Calcium Sulfide Nanoclusters Trigger DNA Damage and Induce Cell Cycle Arrest in Non-Small-Cell Lung Adenocarcinoma Cells.

Lung cancer remains the most common malignancy independent of sex. Here, we focused on unraveling the molecular mechanisms of CaS nanoclusters inducing cytotoxicity by investigating DNA damage, the cell cycle, oxidative stress, and cellular repair mechanisms in non-small-cell lung carcinoma (NSCLC) cells compared to healthy lung fibroblasts.
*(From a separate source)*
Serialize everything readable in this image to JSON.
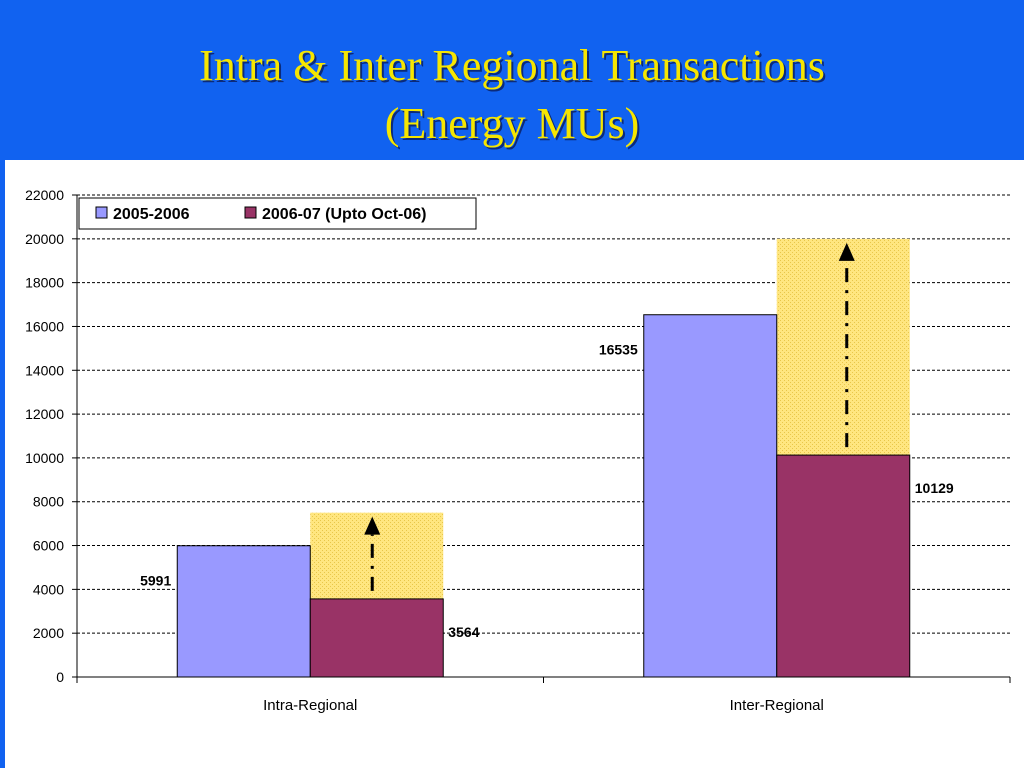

Our previous studies have demonstrated the therapeutic potential of calcium sulfide (CaS) nanostructures in skin and breast cancer models, leading to a significant reduction in cancer cell proliferation. However, how CaS nanoclusters enhance their therapeutic effects on cancer cells while minimizing damage to healthy cells remains unknown. Our results show that CaS nanoclusters, once dissociated into Ca2+ and H2S in an acidic microenvironment, selectively allow extracellular calcium to enter, leading to an increase in free calcium entry, triggering oxidative stress and limiting DNA repair mechanisms in NSCLC. Furthermore, CaS nanoclusters selectively arrest NSCLC cells in the G0-G1 and S phases of the cell cycle without affecting healthy cells' cycles. Here, we also show that the selective effects of CaS nanoclusters on lung adenocarcinoma are less likely to be regulated by intrinsic apoptotic or mitochondrial pathways. They are, rather, caused by an increase in Ca and ROS, causing double-stranded DNA breakages. This selectivity for malignant cells is pH-dependent because it occurs in the acidic microenvironment characteristic of these cells. Overall, this is the first piece of evidence that CaS disrupts genomic stability, prevents the replication of damaged cells, and ultimately influences cell fate decisions such as cell cycle arrest or cell death including mitotic catastrophe and necroptotic simultaneous events.